For Black entrepreneurs, this is especially critical. Building a business model that erases cultural identity in favor of a Western ideal of professionalism does not disrupt the system, it replicates it. Instead, we must build new models that honor and celebrate Black leadership in all its forms.


Allyship and the Full Spectrum of Black Identity


True allyship in business and employment means accepting Black people in the full spectrum of our identities. It means moving beyond tokenism and performative diversity initiatives to genuine respect and the redistribution of power.


Allyship is recognizing that professionalism can look like a headwrap and hoop earrings, or a fade and fresh sneakers. It is acknowledging that intelligence and leadership come in many tones and dialects.


Redefining Success


We must ask ourselves:


  • Are we chasing success as defined by systems that never valued us?


  • Or are we defining success on our own terms, centered in wellness, community, creativity, and collective power?


Success is not just about status; it is about self-sufficiency, joy, and leaving a legacy that uplifts the next generation.
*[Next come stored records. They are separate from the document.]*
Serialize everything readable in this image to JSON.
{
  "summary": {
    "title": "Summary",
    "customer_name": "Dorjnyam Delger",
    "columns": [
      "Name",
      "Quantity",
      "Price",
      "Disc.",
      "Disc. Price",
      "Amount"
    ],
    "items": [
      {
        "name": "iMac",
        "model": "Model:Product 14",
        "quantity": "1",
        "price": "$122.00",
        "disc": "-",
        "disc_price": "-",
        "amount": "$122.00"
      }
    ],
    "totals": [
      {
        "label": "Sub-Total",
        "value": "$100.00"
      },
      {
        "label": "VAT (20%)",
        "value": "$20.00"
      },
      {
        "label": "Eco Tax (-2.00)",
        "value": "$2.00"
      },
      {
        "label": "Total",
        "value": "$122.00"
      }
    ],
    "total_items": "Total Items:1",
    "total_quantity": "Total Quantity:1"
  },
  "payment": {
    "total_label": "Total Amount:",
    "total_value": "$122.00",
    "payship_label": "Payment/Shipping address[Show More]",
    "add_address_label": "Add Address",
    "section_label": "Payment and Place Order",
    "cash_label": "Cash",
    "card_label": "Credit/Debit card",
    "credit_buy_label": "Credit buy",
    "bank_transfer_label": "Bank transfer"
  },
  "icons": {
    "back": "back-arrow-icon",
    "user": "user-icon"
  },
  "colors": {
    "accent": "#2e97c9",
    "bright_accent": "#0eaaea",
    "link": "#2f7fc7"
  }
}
We will only achieve this level of success if we reject the myth of the monolith and embrace the full, unapologetic spectrum of who we are.


Our Fullness Is Our Resistance


As DEI programs face backlash and policies threaten to erase our stories, authenticity becomes more than personal, it becomes political.


In a world trying to shrink us, showing up fully is a form of resistance. Celebrating our diversity is strategy. Building together is survival.


We are not a monolith.


We are a movement.


We are the blueprint of our ancestors.